Kierlin and Burrichter did not respond to voicemails seeking comment. But in statements to the Winona Post last month, Kierlin explained that the decision to remove their holdings from the Winona Museum stemmed from a belief that MMAM had failed to achieve the economic development goals the couple had hoped for.

When he lent his collection of paintings to the museum, the hope was to make the Winona Museum a national and international artistic venue that would attract up to 100,000 visitors a year. The number of visitors has instead hovered around 30,000 visitors per year, more than three times less than the expected number of people.

“For all the money we’ve put into it, it hasn’t had a great return on its own,” Kierlin told the Winona Post. “So we thought, what could we do to get more tourism to Winona?”

The couple decided to use their collection as the cornerstone of a new downtown music and art gallery project called Minnesota Masterpiece Hall. The $35 million arts edifice would include both a music hall and a visual gallery.

Some of their collection will be on display in the new gallery space in Masterpiece Hall, while others, such as “Washington Crossing the Delaware”, will be sold to fund its construction. The venue will combine Sunday afternoon musical performances with art exhibits featuring paintings from the couple’s collection.

“It should be a shot in the arm for downtown on Sunday,” Burrichter told the Post.

The question is whether the change in strategy will diminish MMAM, a museum that has long outgrown its weight class given its distance from a metropolitan area. Or will the combination create a synthesis that makes Winona a greater artistic destination?

Roger Boulay, an assistant professor at Winona State University and the gallery coordinator, said Leutz’s painting was a “singular attraction” to the museum and a “very popular piece.” The community will miss it.

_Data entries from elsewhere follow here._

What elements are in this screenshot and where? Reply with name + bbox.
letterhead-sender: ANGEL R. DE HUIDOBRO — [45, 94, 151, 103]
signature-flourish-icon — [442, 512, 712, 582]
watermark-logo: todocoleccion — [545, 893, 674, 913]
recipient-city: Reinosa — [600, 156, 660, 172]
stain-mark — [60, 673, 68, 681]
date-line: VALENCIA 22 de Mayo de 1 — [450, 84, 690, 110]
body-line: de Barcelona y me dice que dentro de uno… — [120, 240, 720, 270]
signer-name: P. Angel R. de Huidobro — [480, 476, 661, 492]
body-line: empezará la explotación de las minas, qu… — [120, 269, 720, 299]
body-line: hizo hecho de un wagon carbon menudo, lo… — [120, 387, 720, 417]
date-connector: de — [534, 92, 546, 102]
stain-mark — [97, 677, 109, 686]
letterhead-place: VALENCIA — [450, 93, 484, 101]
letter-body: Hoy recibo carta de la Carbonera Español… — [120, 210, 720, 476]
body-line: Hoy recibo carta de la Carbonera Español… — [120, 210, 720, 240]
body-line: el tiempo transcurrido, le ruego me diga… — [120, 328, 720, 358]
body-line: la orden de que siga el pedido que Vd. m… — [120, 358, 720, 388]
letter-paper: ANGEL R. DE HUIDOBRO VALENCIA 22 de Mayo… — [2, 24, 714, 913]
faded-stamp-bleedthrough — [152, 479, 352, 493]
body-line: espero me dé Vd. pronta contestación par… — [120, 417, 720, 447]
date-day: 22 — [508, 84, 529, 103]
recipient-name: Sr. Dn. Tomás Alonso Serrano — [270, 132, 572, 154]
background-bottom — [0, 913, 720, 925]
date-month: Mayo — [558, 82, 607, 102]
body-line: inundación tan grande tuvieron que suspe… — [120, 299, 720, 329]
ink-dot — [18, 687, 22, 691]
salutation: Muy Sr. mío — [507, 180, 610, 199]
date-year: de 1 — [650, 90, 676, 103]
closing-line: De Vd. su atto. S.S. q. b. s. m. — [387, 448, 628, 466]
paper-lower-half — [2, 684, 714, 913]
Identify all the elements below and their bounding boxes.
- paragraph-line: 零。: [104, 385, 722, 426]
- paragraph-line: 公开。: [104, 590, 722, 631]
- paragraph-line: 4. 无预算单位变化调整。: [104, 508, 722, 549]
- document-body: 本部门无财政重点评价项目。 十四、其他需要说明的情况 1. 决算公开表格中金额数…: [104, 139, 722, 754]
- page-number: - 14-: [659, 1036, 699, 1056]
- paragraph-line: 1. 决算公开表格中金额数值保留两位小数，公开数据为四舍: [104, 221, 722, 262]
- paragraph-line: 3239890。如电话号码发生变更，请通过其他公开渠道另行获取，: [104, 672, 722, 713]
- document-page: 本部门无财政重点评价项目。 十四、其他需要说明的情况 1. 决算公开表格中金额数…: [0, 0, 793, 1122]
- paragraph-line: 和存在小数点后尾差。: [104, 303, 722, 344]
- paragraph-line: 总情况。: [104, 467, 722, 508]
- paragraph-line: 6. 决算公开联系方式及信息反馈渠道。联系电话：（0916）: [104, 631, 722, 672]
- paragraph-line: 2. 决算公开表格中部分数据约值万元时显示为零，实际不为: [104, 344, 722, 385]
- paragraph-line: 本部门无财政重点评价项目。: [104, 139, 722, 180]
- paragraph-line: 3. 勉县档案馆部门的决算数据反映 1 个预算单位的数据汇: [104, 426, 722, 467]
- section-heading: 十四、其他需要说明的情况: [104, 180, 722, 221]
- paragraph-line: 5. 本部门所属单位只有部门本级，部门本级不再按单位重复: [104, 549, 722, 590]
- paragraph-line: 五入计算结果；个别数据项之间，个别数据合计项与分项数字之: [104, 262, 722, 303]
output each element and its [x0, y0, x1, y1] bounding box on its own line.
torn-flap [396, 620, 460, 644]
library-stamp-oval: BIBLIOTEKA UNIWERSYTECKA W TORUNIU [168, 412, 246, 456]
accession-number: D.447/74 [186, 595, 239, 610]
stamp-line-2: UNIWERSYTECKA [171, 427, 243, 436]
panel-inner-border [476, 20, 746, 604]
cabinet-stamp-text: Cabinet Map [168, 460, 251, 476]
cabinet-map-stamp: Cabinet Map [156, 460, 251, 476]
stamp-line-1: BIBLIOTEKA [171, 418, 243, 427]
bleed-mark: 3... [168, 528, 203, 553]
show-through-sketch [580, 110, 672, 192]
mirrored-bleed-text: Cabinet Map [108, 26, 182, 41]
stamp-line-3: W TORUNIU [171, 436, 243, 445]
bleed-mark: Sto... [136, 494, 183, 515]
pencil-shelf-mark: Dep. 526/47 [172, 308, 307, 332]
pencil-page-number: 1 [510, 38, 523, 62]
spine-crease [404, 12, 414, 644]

But he thinks the Masterpiece Hall, rather than being a competitor that will eclipse the MMAM, could complement the museum. For foreigners, it might change their calculations to take a trip to Winona, a 45-minute drive east of Rochester.

Rather than a two-hour drive for an hour-long art exhibit at one location, families could make a day of it: an hour at the Minnesota Marine Art Museum, then lunch, followed by an afternoon in the new room, Boulay said.

“I think there’s room for a variety of arts institutions in Winona,” Boulay said. “The Marine Art Museum has brought a lot of tourism to Winona, and Masterpiece Hall will inevitably have a different feel, atmosphere and tenor.

“It will make Winona’s visit richer,” he said.

For Scott Pollock, who became MMAM’s new executive director in January, all the change and turmoil felt like “drinking from a fire hydrant.”

He said the museum would maintain its “trajectory” and mission as a smaller market place that engages visitors “with work you wouldn’t expect in these spaces.”

In fact, the circumstances could present an opportunity for the museum, he said. He notes that many public museums and collectors have collections that are in basements, invisible to the public. The MMAM offers them a destination and a showcase.

“I think that’s part of the big story here. We know that 95% of most museum collections never see the light of day. And we’re talking about masters from Monet to Picasso,” Pollock said. “We want to be seen as one of the problem-solving institutions that works in conjunction with all of these other museums around the world.”